Когда внезапно и преждевременно уходит из жизни такой светлый и жизнерадостный человек, как Саша Соболев — трудно не разувериться и не почувствовать на время утрату всех смыслов и мотиваций. Ему бы — энергичному, берущему на себя ответственность в любом деле, умеющего сказать самые нужные и точные слова и в стихах, и в дружеском разговоре — жить бы да жить до обещанных кукушками и цыганками девяноста. Но времена исказились, ход вещей нарушился, мы привыкли к ежедневным страшным новостям…
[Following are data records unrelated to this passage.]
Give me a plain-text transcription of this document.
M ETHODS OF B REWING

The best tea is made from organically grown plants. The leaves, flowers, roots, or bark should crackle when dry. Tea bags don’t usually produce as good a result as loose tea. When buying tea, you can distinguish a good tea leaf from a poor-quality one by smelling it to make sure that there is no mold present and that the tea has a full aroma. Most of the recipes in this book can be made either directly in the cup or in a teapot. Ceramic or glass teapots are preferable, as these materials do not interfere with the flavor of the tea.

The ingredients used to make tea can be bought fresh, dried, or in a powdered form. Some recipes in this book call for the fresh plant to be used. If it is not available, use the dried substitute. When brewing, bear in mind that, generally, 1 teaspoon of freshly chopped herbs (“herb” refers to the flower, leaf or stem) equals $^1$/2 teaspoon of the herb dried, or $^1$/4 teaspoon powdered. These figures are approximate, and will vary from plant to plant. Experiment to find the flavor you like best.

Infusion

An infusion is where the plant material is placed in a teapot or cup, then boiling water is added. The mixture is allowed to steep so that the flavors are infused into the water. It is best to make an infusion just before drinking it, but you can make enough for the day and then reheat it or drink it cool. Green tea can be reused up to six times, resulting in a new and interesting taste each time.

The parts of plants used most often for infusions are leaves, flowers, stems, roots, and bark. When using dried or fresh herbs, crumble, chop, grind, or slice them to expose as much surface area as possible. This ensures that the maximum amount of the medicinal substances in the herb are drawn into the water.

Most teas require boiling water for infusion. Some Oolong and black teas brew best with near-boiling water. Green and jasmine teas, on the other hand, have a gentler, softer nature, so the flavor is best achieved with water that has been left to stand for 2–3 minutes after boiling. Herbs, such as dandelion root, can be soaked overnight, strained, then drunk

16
Саша много написал о противостоянии добра и зла в этом мире. Весы постоянно колеблются, полем этой битвы становится хрупкая человеческая душа. Александр Соболев не только задаёт вопросы, но и старается дать на них так необходимые нам сегодня ответы. Его стихи отличаются редкостной цельностью, логикой — но от этого ничуть не теряют в музыке и просодии. Автор живо и эмоционально вовлечён в поднимаемые им проблемы, и от его тёплого юмора, ласковой точности метафор мир становится обитаемей и человечнее. И в нём по-прежнему ощущается присутствие негаданно ушедшего поэта…
Ольга Андреева
Александр Соболев (1952-2023) — поэт, автор шести стихотворных сборников. Публиковался в журналах «Нева», «Дети Ра», Prosodia, «Москва», «45-я параллель», «Ковчег» и многих других. Лауреат премии журнала «Ковчег» 2006 г., победитель конкурса «Вечерней Москвы», обладатель гран-при фестиваля «Провинция у моря», финалист Волошинского конкурса 2021 года.
Александр Соболев // Без ангела справа

День шестой
Мир уже создан: врезаны в зыби кряжи и мысы,
плавают тучи, резвые рыбы… Только измыслен —
он уже дышит, свеж и огромен.
Пляжа на грани
мускулов пенных злыми буграми море играет.
Людное место здесь, под неслабо греющим солнцем!
Не утерпела б, не обошла бы кисть барбизонца
гладких девчонок, лакомых женщин, прочей массовки —
всех, кто издревле небу обещан, с Лика срисован.
Экипировка — три лоскута и пара тесемок!..
Татуировка — узел хвоста лихого бесенка.
И — пропадаешь ни за полушку: дремлющий с виду,
млеешь, прохвачен с пят до макушки знойным либидо,
линией бедер — той, волоокой, медноволосой…
…Лупит о берег, в надолбы, блоки, скалы, откосы,
и забулдыгой, шарящим слепо дырку в заборе,
пробует прочность каменной лепки Черное море.
Шваркает гулко, шаркает глухо, ломит солому,
лепит стотонные оплеухи в цепь волноломов.
Возгласы чаек и человеков. Ветер и воля!..
запах самшита и чебурека, йода и соли.
Мир — населен, и он веселится плотским весельем,
семенем жизни, как чечевицей, густо засеян.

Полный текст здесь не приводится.